What is money and where does it get its value?

What is money: An image of banknotes of various countries, with the words "What is money?" above them

This post is a summary of a YouTube video where L Randall Wray is discussing (explaining may be more accurate) that from the perspective of treasury and central bank monetary operations, “what is money?” and where it gets its value.

Below is a link to the video, which I do suggest you watch, but for the TLDR (or in this case “didn’t watch”) crowd, the summary is found below.

This is a summary, not a word for word transcript

What is money? – The core function of money

The core function of money is a “social unit of account”, which I admit, is a weird phrasing.

The money unit of account is almost always issued by a state (in the United States and Canada, the money unit is the dollar).

It is a record of debits and credits.

It is a unit of measurement, in the same way, that “inches”, “centimetres”, “pounds”, and “kilograms” are.

The idea of “what is money” is confused somewhat by the fact that the name of the measurement unit is also the name of a physical object which represents the unit. US dollars, for example.

The dollar is both the name of the unit of measure and the name of the greenback note representing the unit of measure.

There is a hierarchy of money “things” or tokens

As economist Hyman Minsky used to say, anyone can issue money, the challenge is getting someone else to accept it.

The money tokens issued by the US government are very widely accepted. Are considered to be a high value compared to others.

If I, or you, were to issue IOUs, they could serve the purpose of money, but it’s unlikely anyone would be willing to accept them.

Money “things” or tokens are much more widely accepted when they’re denominated in the money unit of account of the issuing state.

What backs the value of money?

Look at what it says on the bills and coins.

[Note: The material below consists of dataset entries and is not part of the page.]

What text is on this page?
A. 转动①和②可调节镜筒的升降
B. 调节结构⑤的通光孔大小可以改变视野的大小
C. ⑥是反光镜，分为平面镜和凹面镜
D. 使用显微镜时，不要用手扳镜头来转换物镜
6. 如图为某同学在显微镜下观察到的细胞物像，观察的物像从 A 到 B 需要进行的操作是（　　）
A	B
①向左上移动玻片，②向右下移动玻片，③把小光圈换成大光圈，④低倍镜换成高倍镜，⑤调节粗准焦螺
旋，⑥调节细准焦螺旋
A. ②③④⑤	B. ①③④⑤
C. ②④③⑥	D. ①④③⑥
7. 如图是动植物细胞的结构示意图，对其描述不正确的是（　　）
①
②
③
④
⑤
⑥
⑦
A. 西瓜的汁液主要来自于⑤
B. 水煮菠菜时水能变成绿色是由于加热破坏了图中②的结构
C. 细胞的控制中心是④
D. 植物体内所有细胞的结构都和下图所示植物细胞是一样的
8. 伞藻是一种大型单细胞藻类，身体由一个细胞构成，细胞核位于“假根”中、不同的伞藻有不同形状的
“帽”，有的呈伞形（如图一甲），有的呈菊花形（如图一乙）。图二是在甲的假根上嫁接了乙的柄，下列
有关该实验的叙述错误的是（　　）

  • US dollar: “this note is legal tender for all debts, public and private”
  • Canadian dollar: “this note is legal tender”
  • Australian dollar: “This Australian note is legal tender throughout Australia and its territories”
  • UK Pound: “I promise the pay the bearer on the demand the sum of five pounds”.
  • Euro: No legal tender laws
  • Fiat?: Nothing?

Fiat?

A fiat currency is backed by the power of the issuing authority, not on any form of intrinsic value.

Since the invention of money (in the early bronze age) the state played a central role in the existence of and the acceptance of money.

This is why different nations use different currencies.

With one very modern exception, the money token is tied up with a sovereign authority, who is politically independent of other sovereign authorities and is the fiscal authority over the money they issue.

That one very modern exception is the very first experiment in multiple nations using one currency, the euro.

Taxes drive the acceptance of money

And this is essentially THE thing that makes money money.

The state imposes a tax liability, which must be paid in the money token IOU issued by the state, then they spend those money tokens into existence in the economy, in exchange for goods and services.

Technically, any form of obligation the state imposes will drive the acceptance of money, and once upon a time fees and fines played a larger role, but today that obligation exists almost exclusively in the form of taxes.

Why?

The simultaneous imposition of taxes and money is how the state provisions itself from the economy. It’s how they move resources from the private sector into the public sector.